I guess I should have repeated my timings more :(
Too small a sample for a busy computer.
Ladislav
28-May-2007
[1874x2]
use can use time-block to make sure (it's on my site)
you can use...
Rebolek
28-May-2007
[1876]
nice to see char is faster than string, so I'm not going to rewrite 
this ;) Anyway, new version with BrianH's version of regex and bitset-to-string 
and with endless loop in tail-parse fixed is posted on http://bolek.techno.cz/reb/regex.r
Anton
28-May-2007
[1877]
That's funny, I thought we had determined that string was faster 
than char.
BrianH
28-May-2007
[1878x2]
It's probably close enough to ignore either way.
Rebolek, I gather you made the parse go in reverse to handle rules 
like "a+a" better. How does your reverse code handle "aa+", or "aa+a" 
- same problem?
Dockimbel
28-May-2007
[1880]
Here's another benchmark:

>> data: head insert/dup make string! 10'000'000 #"a" 10'000'000

>> t0: now/time/precise loop 10 [parse data [some "a"]] now/time/precise 
- t0
== 0:00:06.078

>> t0: now/time/precise loop 10 [parse data [some #"a"]] now/time/precise 
- t0
== 0:00:04.296


Running this test several times shows that char! matching is, in 
average, 30 % faster than string! matching.
BrianH
28-May-2007
[1881x2]
Well there you go.
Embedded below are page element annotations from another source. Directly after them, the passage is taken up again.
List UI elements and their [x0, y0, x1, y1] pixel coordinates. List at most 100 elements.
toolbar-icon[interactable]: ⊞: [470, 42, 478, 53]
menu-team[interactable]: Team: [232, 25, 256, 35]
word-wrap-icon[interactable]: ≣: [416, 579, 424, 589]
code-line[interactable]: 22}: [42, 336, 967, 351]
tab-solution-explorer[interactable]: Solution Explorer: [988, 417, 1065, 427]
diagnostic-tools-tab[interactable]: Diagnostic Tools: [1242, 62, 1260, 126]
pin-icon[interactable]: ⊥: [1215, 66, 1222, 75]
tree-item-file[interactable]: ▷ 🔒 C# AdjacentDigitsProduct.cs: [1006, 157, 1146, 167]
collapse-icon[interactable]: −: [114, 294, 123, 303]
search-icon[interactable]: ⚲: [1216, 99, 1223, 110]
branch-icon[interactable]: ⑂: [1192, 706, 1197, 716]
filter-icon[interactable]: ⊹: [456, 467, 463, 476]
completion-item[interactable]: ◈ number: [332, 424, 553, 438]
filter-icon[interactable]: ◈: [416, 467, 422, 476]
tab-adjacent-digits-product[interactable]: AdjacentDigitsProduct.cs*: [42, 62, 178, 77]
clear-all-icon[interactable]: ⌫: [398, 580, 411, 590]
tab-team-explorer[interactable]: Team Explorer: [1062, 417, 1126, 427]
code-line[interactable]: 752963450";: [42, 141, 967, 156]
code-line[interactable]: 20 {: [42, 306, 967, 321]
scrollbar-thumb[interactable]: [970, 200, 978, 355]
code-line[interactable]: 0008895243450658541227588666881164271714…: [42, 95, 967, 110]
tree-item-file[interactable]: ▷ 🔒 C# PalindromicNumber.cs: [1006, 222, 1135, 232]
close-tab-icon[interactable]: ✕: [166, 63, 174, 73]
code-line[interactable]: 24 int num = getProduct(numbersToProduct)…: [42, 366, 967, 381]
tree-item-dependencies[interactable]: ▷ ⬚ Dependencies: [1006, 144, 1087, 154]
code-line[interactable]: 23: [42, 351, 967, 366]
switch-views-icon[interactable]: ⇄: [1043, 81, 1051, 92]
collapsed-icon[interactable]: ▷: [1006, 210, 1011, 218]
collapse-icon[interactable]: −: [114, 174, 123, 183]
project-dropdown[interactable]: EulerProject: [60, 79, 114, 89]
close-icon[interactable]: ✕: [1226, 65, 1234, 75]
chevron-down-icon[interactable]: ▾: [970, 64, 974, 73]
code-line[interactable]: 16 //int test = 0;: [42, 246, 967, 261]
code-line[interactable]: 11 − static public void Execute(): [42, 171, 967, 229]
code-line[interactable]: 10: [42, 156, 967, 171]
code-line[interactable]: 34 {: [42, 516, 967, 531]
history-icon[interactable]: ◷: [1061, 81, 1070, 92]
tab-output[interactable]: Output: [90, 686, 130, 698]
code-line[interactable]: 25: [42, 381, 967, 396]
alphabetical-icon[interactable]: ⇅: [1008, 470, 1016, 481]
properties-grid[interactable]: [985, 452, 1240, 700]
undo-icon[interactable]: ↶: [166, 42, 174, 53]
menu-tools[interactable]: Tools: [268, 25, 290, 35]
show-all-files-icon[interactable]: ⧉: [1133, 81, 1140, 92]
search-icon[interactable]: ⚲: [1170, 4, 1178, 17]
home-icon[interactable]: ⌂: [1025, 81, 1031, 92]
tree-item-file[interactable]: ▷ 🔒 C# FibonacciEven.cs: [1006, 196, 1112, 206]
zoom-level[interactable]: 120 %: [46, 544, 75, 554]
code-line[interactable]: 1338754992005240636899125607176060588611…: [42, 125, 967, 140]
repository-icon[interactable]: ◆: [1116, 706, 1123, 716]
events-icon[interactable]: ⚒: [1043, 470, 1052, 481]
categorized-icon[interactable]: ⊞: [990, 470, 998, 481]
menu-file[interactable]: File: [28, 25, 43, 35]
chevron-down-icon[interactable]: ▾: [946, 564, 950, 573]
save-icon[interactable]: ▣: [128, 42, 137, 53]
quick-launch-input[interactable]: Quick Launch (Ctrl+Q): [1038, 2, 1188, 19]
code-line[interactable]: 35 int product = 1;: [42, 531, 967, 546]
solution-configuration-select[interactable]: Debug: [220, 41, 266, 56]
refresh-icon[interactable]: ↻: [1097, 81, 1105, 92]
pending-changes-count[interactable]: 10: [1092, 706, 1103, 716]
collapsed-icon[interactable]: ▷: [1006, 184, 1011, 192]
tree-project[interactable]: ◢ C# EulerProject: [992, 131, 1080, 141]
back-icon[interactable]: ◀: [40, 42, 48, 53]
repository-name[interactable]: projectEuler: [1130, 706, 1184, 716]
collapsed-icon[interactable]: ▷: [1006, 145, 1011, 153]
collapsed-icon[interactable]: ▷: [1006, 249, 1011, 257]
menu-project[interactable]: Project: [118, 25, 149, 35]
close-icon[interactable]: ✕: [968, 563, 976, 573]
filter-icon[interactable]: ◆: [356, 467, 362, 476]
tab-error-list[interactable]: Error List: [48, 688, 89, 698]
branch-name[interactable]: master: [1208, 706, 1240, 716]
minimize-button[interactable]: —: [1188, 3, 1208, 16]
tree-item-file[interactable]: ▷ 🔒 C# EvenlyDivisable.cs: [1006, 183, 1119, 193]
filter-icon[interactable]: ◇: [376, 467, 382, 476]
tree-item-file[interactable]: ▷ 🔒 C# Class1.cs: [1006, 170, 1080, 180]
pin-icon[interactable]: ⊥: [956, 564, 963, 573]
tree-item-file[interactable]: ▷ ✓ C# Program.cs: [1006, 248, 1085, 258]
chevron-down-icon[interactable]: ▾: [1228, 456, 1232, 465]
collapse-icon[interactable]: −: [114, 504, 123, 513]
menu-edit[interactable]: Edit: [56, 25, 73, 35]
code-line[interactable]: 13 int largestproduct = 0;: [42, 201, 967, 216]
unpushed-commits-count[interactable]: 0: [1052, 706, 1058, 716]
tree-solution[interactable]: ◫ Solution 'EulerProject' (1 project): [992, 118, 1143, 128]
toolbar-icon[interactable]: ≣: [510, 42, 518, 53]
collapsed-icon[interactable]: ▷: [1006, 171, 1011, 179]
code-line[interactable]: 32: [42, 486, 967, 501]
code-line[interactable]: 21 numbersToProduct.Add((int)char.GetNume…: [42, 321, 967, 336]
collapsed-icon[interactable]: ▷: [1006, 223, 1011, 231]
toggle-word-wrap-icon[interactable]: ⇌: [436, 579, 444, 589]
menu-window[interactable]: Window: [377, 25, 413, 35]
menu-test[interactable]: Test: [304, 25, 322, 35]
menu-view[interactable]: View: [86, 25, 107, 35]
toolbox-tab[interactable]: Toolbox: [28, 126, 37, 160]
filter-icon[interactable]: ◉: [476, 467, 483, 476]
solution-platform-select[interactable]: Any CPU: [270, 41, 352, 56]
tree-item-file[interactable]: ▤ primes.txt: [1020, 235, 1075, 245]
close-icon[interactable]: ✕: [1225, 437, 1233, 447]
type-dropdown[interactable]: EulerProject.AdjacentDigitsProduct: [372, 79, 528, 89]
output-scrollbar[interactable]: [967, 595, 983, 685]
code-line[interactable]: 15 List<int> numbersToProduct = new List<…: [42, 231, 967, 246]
That's different numbers than last time, but more 
dramatic. It's just a #, easy fix :)
Thanks for answering that question though.
Sunanda
28-May-2007
[1883]
Just tried your benchmark on my machine.....I get similar % faster 
for char! matching.
Though the elapse times vary depending on the version of REBOL.
Dockimbel
28-May-2007
[1884]
Didn't want to sound "dramatic", but just wanted to provide a more 
accurate measure. Sure whatever datatype is used (char! or string!) 
in regex.r, that won't  change much the overall speed. ;-)
BrianH
28-May-2007
[1885x2]
I'm more concerned about the first and follow sets - doing that wrong 
could mean a slowdown of orders of magnitude.
Actually, big O slowdowns.
Rebolek
28-May-2007
[1887]
BrianH: "How does your reverse code handle "aa+", or "aa+a"" - damn... 
:)

Anyway, today I was thinking about different way how to do it, had 
no time to code it yet.
It's slow, I know...
BrianH
28-May-2007
[1888x2]
Are you familiar with the theories behind parser generators? That 
is what you are doing. I studied the theories in college - hence 
the talks about first and follow sets.
I've been thinking about ways to do this too - you got me going. 
I was also thinking of a way to cache charsets for later reuse.
Maxim
28-May-2007
[1890x3]
didn't you guys try using a charset?  I would guess its an order 
of magnitude faster still... no?
well, checking with one letter didn't give any changes (bitset and 
char seem the same) but just change that with an OR of two letter 
and the char goes to 4 times slower and the bitset stays exactly 
the same... so do use bitsets as often as you can.
>> t0: now/time/precise loop 10 [parse data [some #"a"]] now/time/precise 
- t0
== 0:00:06.389


>> t0: now/time/precise loop 10 [parse data [some [#"b" | #"a"]]] 
now/time/precise - t0
== 0:00:25.496

>> b: charset "ab"

>> t0: now/time/precise loop 10 [parse data [some b]] now/time/precise 
- t0
== 0:00:06.379
Rebolek
29-May-2007
[1893]
I'm not sure how can I test for end in case like this:
r: ["a" "b" "c" end] parse "abc" [some [r/1 (r: next r)]]
anybody?
Oldes
29-May-2007
[1894]
r: ["a" "b" "c" break] parse "abc" [some [r/1 (r: next r)]]
Rebolek
29-May-2007
[1895]
great, thanks
Oldes
29-May-2007
[1896]
Here are C sources for Regex engine used in MySQL5.0.9 http://leithal.cool-tools.co.uk/sourcedoc/mysql509/html/dir_000079.html
Rebolek
29-May-2007
[1897x4]
So I left tail-parse becuase of the "aa+" problem mentioned by BrianH. 
I wrote 'lazy-parse that works different and it seems to handle both 
cases "a+a" and "aa+" well.
>> lazy-parse "aaa" [[#"a"][some #"a"][#"a"]]
== true
>> lazy-parse "aaa" [[#"a"][some #"a"]]
== true
>> lazy-parse "aaa" [[some #"a"][#"a"]]
lazy-parse: func [string rules /local parsed?][
;does not support ANY yet (wrong results)
	parsed?: false
	rules: copy rules
	parse string [
		some [
			b: rules/1 e:
			(
				parsed?: true
				rules: next rules
				if empty? e [
					either empty? rules [
						parsed?: true
						rules: copy [break]
					] [
						e: next b
						if empty? e [parsed?: false]
					]
				]
			)
			:e
		]
	]
	parsed?
]
Warning: this does not suport ANY rule yet.